John Daghita lié à la violation de crypto-monnaies saisies par les États-Unis d’une valeur de 40 millions de dollars ; fils d’un contractant des Marshals, la méthode d’accès reste floue.
Les enquêteurs ont identifié John Daghita, également connu sous le nom de « Lick », dans une violation rapportée des fonds en crypto-monnaies saisis par le gouvernement américain.
Les enquêteurs et les analystes en chaîne affirment que plus de 40 millions de dollars ont été transférés depuis des portefeuilles liés à des adresses de saisie fédérale, tandis que les méthodes d’accès restent floues.
L’enquêteur en blockchain ZachXBT a publiquement identifié John Daghita comme étant la personne derrière l’alias « Lick ».
L’activité ciblait des portefeuilles contenant des crypto-monnaies saisies par les autorités américaines. Ces portefeuilles contenaient apparemment des actifs issus d’actions passées des forces de l’ordre.
Les enregistrements en chaîne montraient des fonds transférés depuis des adresses liées à des portefeuilles contrôlés par le gouvernement.
Les transferts impliquaient des actifs autres que le bitcoin, notamment plusieurs altcoins. La valeur totale dépassait 40 millions de dollars au moment du mouvement.
Si vous êtes curieux de savoir comment John Daghita (Lick) a pu voler plus de 40 millions de dollars à partir des adresses de saisie du gouvernement américain.
Le père de John possède CMDSS, qui détient actuellement un contrat IT actif avec le gouvernement en Virginie.
CMMDS a obtenu un contrat pour aider le USMS à gérer/disposer de… https://t.co/lzR2a1aidA pic.twitter.com/PV0IkSuhVy
— ZachXBT (@zachxbt) 25 janvier 2026
Les autorités n’ont pas annoncé de poursuites pénales, et aucune arrestation n’a été effectuée.
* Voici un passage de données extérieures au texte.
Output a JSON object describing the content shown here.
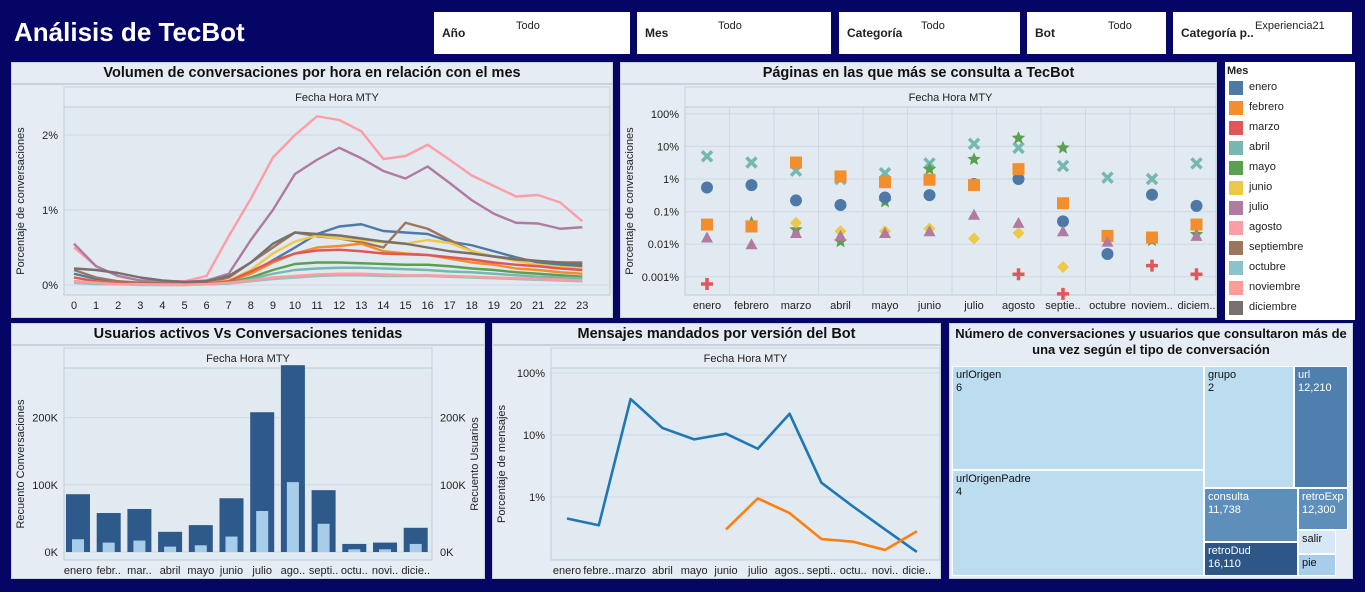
{
  "header": {
    "title": "Análisis de TecBot"
  },
  "filters": [
    {
      "label": "Año",
      "value": "Todo"
    },
    {
      "label": "Mes",
      "value": "Todo"
    },
    {
      "label": "Categoría",
      "value": "Todo"
    },
    {
      "label": "Bot",
      "value": "Todo"
    },
    {
      "label": "Categoría p..",
      "value": "Experiencia21"
    }
  ],
  "legend": {
    "title": "Mes",
    "items": [
      {
        "label": "enero",
        "color": "#4e79a7"
      },
      {
        "label": "febrero",
        "color": "#f28e2b"
      },
      {
        "label": "marzo",
        "color": "#e15759"
      },
      {
        "label": "abril",
        "color": "#76b7b2"
      },
      {
        "label": "mayo",
        "color": "#59a14f"
      },
      {
        "label": "junio",
        "color": "#edc948"
      },
      {
        "label": "julio",
        "color": "#b07aa1"
      },
      {
        "label": "agosto",
        "color": "#ff9da7"
      },
      {
        "label": "septiembre",
        "color": "#9c755f"
      },
      {
        "label": "octubre",
        "color": "#8cc2ca"
      },
      {
        "label": "noviembre",
        "color": "#ff9d9a"
      },
      {
        "label": "diciembre",
        "color": "#79706e"
      }
    ]
  },
  "chart_data": [
    {
      "type": "line",
      "title": "Volumen de conversaciones por hora en relación con el mes",
      "header": "Fecha Hora MTY",
      "ylabel": "Porcentaje de conversaciones",
      "yticks": [
        "2%",
        "1%",
        "0%"
      ],
      "ylim": [
        0,
        2.3
      ],
      "x": [
        "0",
        "1",
        "2",
        "3",
        "4",
        "5",
        "6",
        "7",
        "8",
        "9",
        "10",
        "11",
        "12",
        "13",
        "14",
        "15",
        "16",
        "17",
        "18",
        "19",
        "20",
        "21",
        "22",
        "23"
      ],
      "series": [
        {
          "name": "agosto",
          "color": "#ff9da7",
          "values": [
            0.5,
            0.25,
            0.12,
            0.06,
            0.05,
            0.05,
            0.12,
            0.65,
            1.15,
            1.7,
            2.0,
            2.25,
            2.2,
            2.05,
            1.68,
            1.72,
            1.87,
            1.67,
            1.46,
            1.32,
            1.18,
            1.2,
            1.1,
            0.85
          ]
        },
        {
          "name": "julio",
          "color": "#b07aa1",
          "values": [
            0.55,
            0.25,
            0.12,
            0.06,
            0.04,
            0.04,
            0.06,
            0.15,
            0.6,
            1.0,
            1.48,
            1.67,
            1.83,
            1.69,
            1.52,
            1.42,
            1.58,
            1.36,
            1.13,
            0.95,
            0.83,
            0.82,
            0.75,
            0.77
          ]
        },
        {
          "name": "enero",
          "color": "#4e79a7",
          "values": [
            0.15,
            0.08,
            0.04,
            0.02,
            0.01,
            0.01,
            0.02,
            0.05,
            0.15,
            0.33,
            0.5,
            0.68,
            0.78,
            0.81,
            0.72,
            0.7,
            0.68,
            0.58,
            0.53,
            0.45,
            0.37,
            0.3,
            0.27,
            0.25
          ]
        },
        {
          "name": "septiembre",
          "color": "#9c755f",
          "values": [
            0.2,
            0.1,
            0.05,
            0.03,
            0.02,
            0.02,
            0.03,
            0.1,
            0.3,
            0.5,
            0.7,
            0.65,
            0.62,
            0.57,
            0.5,
            0.83,
            0.75,
            0.6,
            0.45,
            0.38,
            0.35,
            0.32,
            0.3,
            0.3
          ]
        },
        {
          "name": "febrero",
          "color": "#f28e2b",
          "values": [
            0.1,
            0.05,
            0.02,
            0.01,
            0.01,
            0.01,
            0.02,
            0.05,
            0.15,
            0.3,
            0.42,
            0.5,
            0.52,
            0.55,
            0.45,
            0.42,
            0.4,
            0.35,
            0.3,
            0.27,
            0.22,
            0.2,
            0.17,
            0.15
          ]
        },
        {
          "name": "junio",
          "color": "#edc948",
          "values": [
            0.1,
            0.05,
            0.02,
            0.01,
            0.01,
            0.01,
            0.02,
            0.06,
            0.2,
            0.42,
            0.58,
            0.66,
            0.62,
            0.6,
            0.57,
            0.55,
            0.6,
            0.56,
            0.45,
            0.38,
            0.32,
            0.27,
            0.24,
            0.22
          ]
        },
        {
          "name": "marzo",
          "color": "#e15759",
          "values": [
            0.1,
            0.05,
            0.02,
            0.01,
            0.01,
            0.01,
            0.02,
            0.05,
            0.18,
            0.32,
            0.42,
            0.46,
            0.47,
            0.45,
            0.42,
            0.41,
            0.4,
            0.37,
            0.34,
            0.3,
            0.27,
            0.25,
            0.22,
            0.2
          ]
        },
        {
          "name": "mayo",
          "color": "#59a14f",
          "values": [
            0.05,
            0.03,
            0.01,
            0.01,
            0.01,
            0.01,
            0.01,
            0.03,
            0.1,
            0.2,
            0.28,
            0.3,
            0.3,
            0.29,
            0.28,
            0.27,
            0.27,
            0.25,
            0.22,
            0.2,
            0.17,
            0.15,
            0.13,
            0.11
          ]
        },
        {
          "name": "abril",
          "color": "#76b7b2",
          "values": [
            0.04,
            0.02,
            0.01,
            0.01,
            0.01,
            0.01,
            0.01,
            0.02,
            0.08,
            0.15,
            0.2,
            0.22,
            0.23,
            0.23,
            0.22,
            0.21,
            0.2,
            0.18,
            0.17,
            0.15,
            0.13,
            0.11,
            0.1,
            0.09
          ]
        },
        {
          "name": "diciembre",
          "color": "#79706e",
          "values": [
            0.22,
            0.2,
            0.16,
            0.1,
            0.06,
            0.04,
            0.05,
            0.12,
            0.3,
            0.55,
            0.7,
            0.68,
            0.66,
            0.62,
            0.58,
            0.55,
            0.5,
            0.45,
            0.42,
            0.38,
            0.34,
            0.32,
            0.3,
            0.28
          ]
        },
        {
          "name": "octubre",
          "color": "#8cc2ca",
          "values": [
            0.03,
            0.01,
            0.01,
            0.0,
            0.0,
            0.0,
            0.01,
            0.02,
            0.05,
            0.08,
            0.1,
            0.12,
            0.13,
            0.13,
            0.12,
            0.12,
            0.12,
            0.11,
            0.1,
            0.09,
            0.08,
            0.07,
            0.06,
            0.05
          ]
        },
        {
          "name": "noviembre",
          "color": "#ff9d9a",
          "values": [
            0.05,
            0.03,
            0.01,
            0.01,
            0.0,
            0.0,
            0.01,
            0.03,
            0.06,
            0.1,
            0.12,
            0.14,
            0.15,
            0.15,
            0.14,
            0.13,
            0.13,
            0.12,
            0.11,
            0.1,
            0.09,
            0.08,
            0.07,
            0.06
          ]
        }
      ]
    },
    {
      "type": "scatter",
      "title": "Páginas en las que más se consulta a TecBot",
      "header": "Fecha Hora MTY",
      "ylabel": "Porcentaje de conversaciones",
      "scale": "log",
      "yticks": [
        "100%",
        "10%",
        "1%",
        "0.1%",
        "0.01%",
        "0.001%"
      ],
      "categories": [
        "enero",
        "febrero",
        "marzo",
        "abril",
        "mayo",
        "junio",
        "julio",
        "agosto",
        "septie..",
        "octubre",
        "noviem..",
        "diciem.."
      ],
      "series": [
        {
          "shape": "x",
          "color": "#76b7b2",
          "values": [
            5,
            3.2,
            1.8,
            1.0,
            1.5,
            3.0,
            12,
            9,
            2.5,
            1.1,
            1.0,
            3.0
          ]
        },
        {
          "shape": "star",
          "color": "#59a14f",
          "values": [
            null,
            0.045,
            0.028,
            0.012,
            0.2,
            2.0,
            4.0,
            18,
            9,
            null,
            0.013,
            0.02
          ]
        },
        {
          "shape": "circle",
          "color": "#4e79a7",
          "values": [
            0.55,
            0.65,
            0.22,
            0.16,
            0.27,
            0.32,
            0.7,
            1.0,
            0.05,
            0.005,
            0.33,
            0.15
          ]
        },
        {
          "shape": "square",
          "color": "#f28e2b",
          "values": [
            0.04,
            0.035,
            3.2,
            1.2,
            0.8,
            0.95,
            0.65,
            2.0,
            0.18,
            0.018,
            0.016,
            0.04
          ]
        },
        {
          "shape": "diamond",
          "color": "#edc948",
          "values": [
            null,
            null,
            0.045,
            0.025,
            0.025,
            0.03,
            0.015,
            0.022,
            0.002,
            null,
            null,
            null
          ]
        },
        {
          "shape": "triangle",
          "color": "#b07aa1",
          "values": [
            0.016,
            0.01,
            0.022,
            0.018,
            0.022,
            0.025,
            0.08,
            0.045,
            0.025,
            0.012,
            null,
            0.018
          ]
        },
        {
          "shape": "plus",
          "color": "#e15759",
          "values": [
            0.0006,
            null,
            null,
            null,
            null,
            null,
            null,
            0.0012,
            0.0003,
            null,
            0.0022,
            0.0012
          ]
        }
      ]
    },
    {
      "type": "bar",
      "title": "Usuarios activos Vs Conversaciones tenidas",
      "header": "Fecha Hora MTY",
      "ylabel": "Recuento Conversaciones",
      "y2label": "Recuento Usuarios",
      "yticks": [
        "200K",
        "100K",
        "0K"
      ],
      "ylim": [
        0,
        290000
      ],
      "categories": [
        "enero",
        "febr..",
        "mar..",
        "abril",
        "mayo",
        "junio",
        "julio",
        "ago..",
        "septi..",
        "octu..",
        "novi..",
        "dicie.."
      ],
      "series": [
        {
          "name": "Recuento Conversaciones",
          "color": "#2d5a8a",
          "values": [
            86000,
            58000,
            64000,
            30000,
            40000,
            80000,
            208000,
            278000,
            92000,
            12000,
            14000,
            36000
          ]
        },
        {
          "name": "Recuento Usuarios",
          "color": "#a8cdea",
          "values": [
            19000,
            14000,
            17000,
            8000,
            10000,
            23000,
            61000,
            104000,
            42000,
            4000,
            4000,
            12000
          ]
        }
      ]
    },
    {
      "type": "line",
      "title": "Mensajes mandados por versión del Bot",
      "header": "Fecha Hora MTY",
      "ylabel": "Porcentaje de mensajes",
      "scale": "log",
      "yticks": [
        "100%",
        "10%",
        "1%"
      ],
      "categories": [
        "enero",
        "febre..",
        "marzo",
        "abril",
        "mayo",
        "junio",
        "julio",
        "agos..",
        "septi..",
        "octu..",
        "novi..",
        "dicie.."
      ],
      "series": [
        {
          "color": "#1f77b4",
          "values": [
            0.45,
            0.35,
            38,
            13,
            8.5,
            10.5,
            6,
            22,
            1.7,
            0.7,
            0.3,
            0.13
          ]
        },
        {
          "color": "#ff7f0e",
          "values": [
            null,
            null,
            null,
            null,
            null,
            0.3,
            0.95,
            0.55,
            0.21,
            0.19,
            0.14,
            0.28
          ]
        }
      ]
    }
  ],
  "treemap": {
    "title": "Número de conversaciones y usuarios que consultaron más de una vez según el tipo de conversación",
    "cells": [
      {
        "label": "urlOrigen",
        "value": "6"
      },
      {
        "label": "urlOrigenPadre",
        "value": "4"
      },
      {
        "label": "grupo",
        "value": "2"
      },
      {
        "label": "url",
        "value": "12,210"
      },
      {
        "label": "consulta",
        "value": "11,738"
      },
      {
        "label": "retroExp",
        "value": "12,300"
      },
      {
        "label": "retroDud",
        "value": "16,110"
      },
      {
        "label": "salir",
        "value": ""
      },
      {
        "label": "pie",
        "value": ""
      }
    ]
  }
}
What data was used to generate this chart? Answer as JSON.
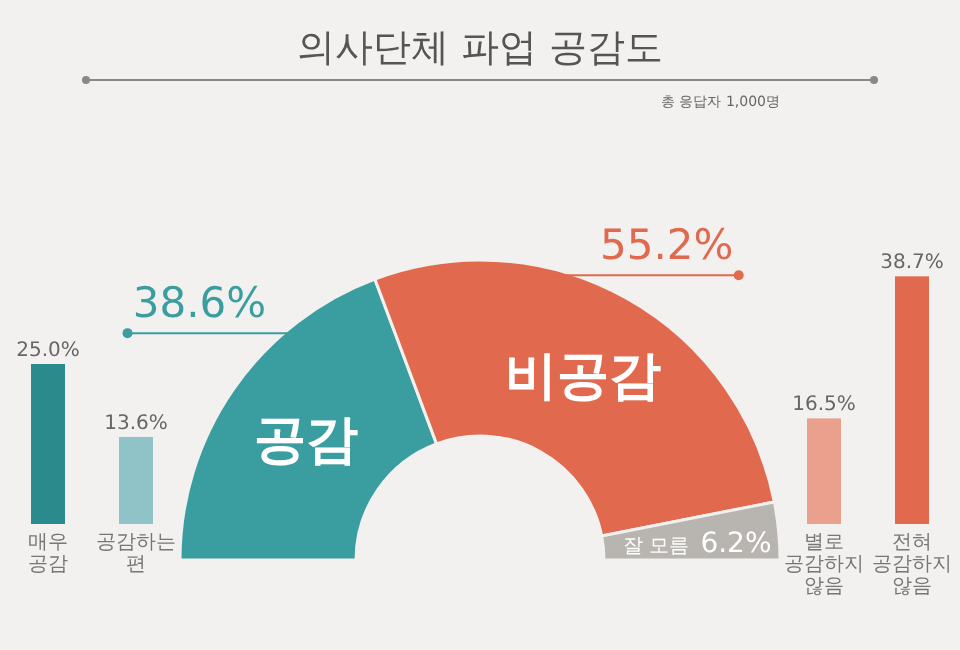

Les agences d’application de la loi n’ont pas confirmé publiquement l’identité. Les affirmations restent des allégations basées sur l’analyse de la blockchain et les rapports publics.
John Daghita est le fils de Dean Daghita, président de CMDSS, une société informatique basée en Virginie.
CMDSS a obtenu un contrat avec le Service des Marshals des États-Unis en octobre 2024. Le contrat portait sur la gestion et la disposition des actifs cryptographiques saisis autres que le bitcoin.
Le contrat couvrait le support technique pour la gestion des altcoins et d’actifs numériques similaires.
Ces actifs nécessitent souvent une gestion active des portefeuilles et des processus de transfert sécurisés. CMDSS est intervenu alors que le gouvernement étendait ses opérations de saisie de crypto-monnaies.
Après la révélation des faits, CMDSS a brièvement désactivé son site web et ses comptes sur les réseaux sociaux.
Les plateformes sont revenues par la suite, mais aucune explication publique n’a été fournie. CMDSS n’a pas publié de déclaration officielle à ce sujet.
Lecture connexe : 48 millions de dollars disparus : le Bitcoin saisi en Corée du Sud disparaît lors d’une attaque de phishing
Il reste flou comment John Daghita aurait pu accéder aux systèmes de crypto-monnaies saisis. Aucune preuve n’a été publiée montrant un accès direct via CMDSS.
Les autorités n’ont pas confirmé si un accès interne a joué un rôle.
Le Service des Marshals des États-Unis n’a pas commenté les mouvements de portefeuilles rapportés. Il n’y a eu aucune confirmation d’examens ou d’audits internes.
L’absence de réponse publique laisse plusieurs questions sans réponse.
L’incident a attiré l’attention sur la gestion et le stockage des crypto-monnaies saisies. Les agences fédérales contrôlent désormais des milliards d’actifs numériques.
La supervision et les contrôles d’accès restent sous surveillance publique à mesure que la situation évolue.